Please pray for Brianna's health, meditate on it, and keep her in your thoughts. As I said, we are desperate to have her back.
Yesterday morning it was apparent Brianna was not getting better. Her breathing was worse, and she was so weak, she could barely sit up. The doctors said she needed to go to the ICU, have the bronchoscopy to determine what is attacking her lung and be intubated. I knew that it had to be done, because the medicines they were giving her weren't working.
Before all this happened, we had planned for my mom to come and spend the day with us at the hospital. I thank God she was there for me and that John soon followed from work. Brianna sat up on the edge of her bed and leaned sideways on me, then my mom sat down and she leaned on her. It was difficult for her to talk with all the pressure of oxygen being blown into her mouth and nose, but she told us that when she's well she wants to go to a spa and get a massage and have her nails done. She also asked if I had been crying and I said yes, that it was so hard to see her like this. That was true, but I was actually very afraid of what might happen.
I kept positive thoughts in my mind and said prayers all night, but she still wasn't better. I knew that the ICU was the next step. She was moved from the 2North transplant floor to the ICU yesterday afternoon and they decided to intubate her immediately. she was having a very tough time with the oxygen supply they provided on the short trip between units. We waited anxiously, and while we waited, we had to pack up our stuff again and move it out of the room and into my car. When we got back the doctors came out and told us she was stable and not feeling any pain associated with having the tube down her throat and into her lungs.

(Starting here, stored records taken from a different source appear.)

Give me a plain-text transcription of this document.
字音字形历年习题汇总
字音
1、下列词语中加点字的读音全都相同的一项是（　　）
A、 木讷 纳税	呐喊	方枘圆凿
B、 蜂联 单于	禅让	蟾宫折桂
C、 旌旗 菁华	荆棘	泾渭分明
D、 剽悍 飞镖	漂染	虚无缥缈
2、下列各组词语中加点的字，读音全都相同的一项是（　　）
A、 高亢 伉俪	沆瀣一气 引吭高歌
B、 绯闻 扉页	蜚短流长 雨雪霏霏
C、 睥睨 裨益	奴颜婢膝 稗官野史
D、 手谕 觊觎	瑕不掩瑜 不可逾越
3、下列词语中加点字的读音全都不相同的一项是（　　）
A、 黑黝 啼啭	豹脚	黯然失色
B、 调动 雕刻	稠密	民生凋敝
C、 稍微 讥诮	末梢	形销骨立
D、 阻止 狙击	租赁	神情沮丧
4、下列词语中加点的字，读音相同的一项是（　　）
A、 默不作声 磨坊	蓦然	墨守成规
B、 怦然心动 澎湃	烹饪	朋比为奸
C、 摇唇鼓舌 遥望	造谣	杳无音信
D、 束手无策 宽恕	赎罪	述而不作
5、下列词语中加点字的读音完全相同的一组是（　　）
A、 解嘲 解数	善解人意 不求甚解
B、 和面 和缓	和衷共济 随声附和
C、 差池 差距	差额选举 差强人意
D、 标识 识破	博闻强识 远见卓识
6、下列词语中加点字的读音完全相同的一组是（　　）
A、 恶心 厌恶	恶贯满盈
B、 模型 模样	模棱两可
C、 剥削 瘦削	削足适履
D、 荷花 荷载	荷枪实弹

About 5:30 pm, she had the bronchoscopy. They put a tiny camera, or scope, down into her left lung and the doctor immediately saw that the fluid in her lung was actually blood. She is bleeding inside her lungs. So he said he cleaned it up and when into the right lung to the area with the fungal infection. He said that as he went into one of her bronchial tubes you can see that it's collapsed and breaks up easily, that there is most likely some dead tissue there. This is not surprising to us because of the aspergillus. He was able to get lots of samples and took the directly to the lab. It will take 24 to 48 hours before we know what is attacking her lungs. In the meantime, Brianna has to continue fighting in order to stay with us.
We got a hotel and after seeing her in the ICU, I just fell apart. I thought I could handle it because we had been in the ICU before, but you never get used to seeing your child so critical. We went to the hotel to get some much needed rest. My mom stayed the night so John could go home and get clothes for the next few days. It may be weeks, we realize, but we're praying that it's only a few days that she'll be so critical.
Last night I didn't get any phone calls, so I assumed Brianna was stable. So when I got to her room the next morning, I saw that she's on a different kind of ventilator. Her chest was being pumped super fast by an oscillating ventilator that pushes air into her lungs and extracts it so fast, it's like 600 breaths a minute. It is used to better oxygenate the body. Even though she was getting 100 percent oxygen, her body was showing that it was only absorbing 60 percent. That began to drop around midnight, so they switched her to this new ventilator. And in order to do that, she has to have an IV drip of a drug that paralyzes her. Every so often the nurse has to check her to ensure that she is totally paralyzed in order for her lungs to accept this the ventilation cycles.
Today's nurse said I assume they called you to tell you of this change, and of course I got no call. I had made sure they had my cell phone number and wrote it down on a card and taped it to her chart, and yet I still got no call. This I would deal with in our Patient Care Meeting scheduled for 11 am today.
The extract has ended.